Thursday, July 24, 2008

Shaking the House

Whole lot of shakin' going on, round about midnight.

Courtesy: Japan Meteorological Agency

A reminder that Tokyo's time will come.

The political earthquake this morning is a sudden coordinated spate of public musings by Liberal Democratic Party power brokers about an election either before or after New Years. According to an article in the Nihon Keizai Shinbun, Election Measures Chairman Koga Makoto and Deputy Election Measures Chairman Suga Yoshihide (not a current bio) both floated trial balloons about a House of Representatives election this fall.

Now if this had been just one of the two elections officers, the other members of the central core leadership of the LDP could just shrug off the suggestion of the need for an election in either December or January as"X-san is just blowing off steam." However, with Koga and his deputy both offering the same message in speaking engagements at opposite ends of the central axis of the country (Koga spoke in Tokyo, Suga in Fukuoka) the other LDP leaders are faced with nearly a fait accompli.

In the paper's view, the Koga-Suga maneuver is somehow connected to the desire of the New Komeitō leadership to not have its representatives vote yet again on a renewal of the Anti-Terrorism Special Measures Law. The New Komeitō's women's and youth arms have been unhappy, reportedly, at the party's support for a policy with only the vaguest connection to the defense of Japan, one which sullies the mother organization Sōka Gakkai's reputation as a force for peace.

This is probably a bit of a stretch. With the certainty that the current ruling coalition will lose its two-thirds majority in the House of Representatives, the LDP's relations with its coalition partner are more likely to be of the "Wham, Bam, Thank You Ma'am" variety (all apologies to those of tender sensibitilities and to David Bowie) than of the deferential and caring variety.

The LDP allied itself with the New Komeitō in order to consolidate a majority in the House of Representatives - when the coalition also controlled the House of Councillors. Control of the House of Councillors has since passed to the Democratic Party of Japan, possibly for another five years.

It will almost certainly be pointless for the LDP to continue its alliance with New Komeitō post-election. In the most likely scenario, the LDP will gratefully accept the get-out-the-vote efforts of the New Komeitō machine over the frenetic, passionate weeks of the campaign -- whenever it may take place -- but on the morning after the big night, the New Komeitō leaders will awaken to find the love nest empty, with a note on the counter explaining how the two sides had grown apart.

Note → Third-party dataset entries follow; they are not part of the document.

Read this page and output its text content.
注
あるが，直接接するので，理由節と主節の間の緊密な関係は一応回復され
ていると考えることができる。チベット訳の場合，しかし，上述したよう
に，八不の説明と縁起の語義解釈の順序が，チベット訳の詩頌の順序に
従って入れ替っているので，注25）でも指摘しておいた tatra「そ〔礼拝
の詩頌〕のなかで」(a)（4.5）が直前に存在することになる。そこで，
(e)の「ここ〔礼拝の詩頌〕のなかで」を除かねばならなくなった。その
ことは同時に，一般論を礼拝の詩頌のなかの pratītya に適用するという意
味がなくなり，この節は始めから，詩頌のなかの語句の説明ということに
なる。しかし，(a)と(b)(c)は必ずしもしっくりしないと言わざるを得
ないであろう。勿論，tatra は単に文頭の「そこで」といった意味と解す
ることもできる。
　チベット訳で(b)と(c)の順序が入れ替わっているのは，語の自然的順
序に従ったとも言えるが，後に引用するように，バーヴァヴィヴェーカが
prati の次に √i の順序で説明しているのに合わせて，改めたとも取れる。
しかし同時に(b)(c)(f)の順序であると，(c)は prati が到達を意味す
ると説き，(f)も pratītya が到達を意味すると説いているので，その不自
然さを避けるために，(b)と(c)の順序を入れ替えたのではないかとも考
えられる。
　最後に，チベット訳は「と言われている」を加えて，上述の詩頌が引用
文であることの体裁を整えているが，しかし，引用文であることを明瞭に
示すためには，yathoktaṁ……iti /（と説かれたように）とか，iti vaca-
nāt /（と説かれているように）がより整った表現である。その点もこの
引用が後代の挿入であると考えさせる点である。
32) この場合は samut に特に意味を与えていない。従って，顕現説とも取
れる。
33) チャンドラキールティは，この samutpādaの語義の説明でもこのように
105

What I am saying is that when you are set to leave 'em, you generally do not arrange your schedule to fit their plans.

Later - Weirdness. Reuters has one take on the news in its English version and a very different one in its Japanese version.


Jan Moren said...

The reason may be the truth, actually. New Komeito might be facing a crisis of their own, with the support of a law that is very impopular among its own members. The LDP may simply have been told that there will not be any supporting votes forthcoming from the New Komeito lawmakers this time around. Rather than being forced into an election by events out of its control, the LDP leadership may simply prefer to be the ones setting the timetable and terms of the election in order to minimise the damage.

Question is, what will New Komeito do? Are their political morals roomy enough to jump ship and support DPJ if that is what it would take to stay in the shadow of power? Or will they find a political backbone and wither away gracefully?

Anonymous said...

Are you suggesting that the LDP is likely to kiss the Komei goodbye? With its own organization vote in some disarray, the Komei make up a big block of votes for the LDP in the single seats I would have thought. Losing that will mean the end of the road for many candidates. Also, partnering with the LDP means that the Komei can't join up with the DPJ, which is also a good outcome for them. Just imagine how different things would look if it wasn't just losing votes for the LDP, but *giving* votes to the DPJ.

Finally, wasn't the Komei originally signed up under Obuchi in order to keep a majority in the Upper House at the time, which the LDP would have lost without it. The old LP being the meat in the sandwich of course.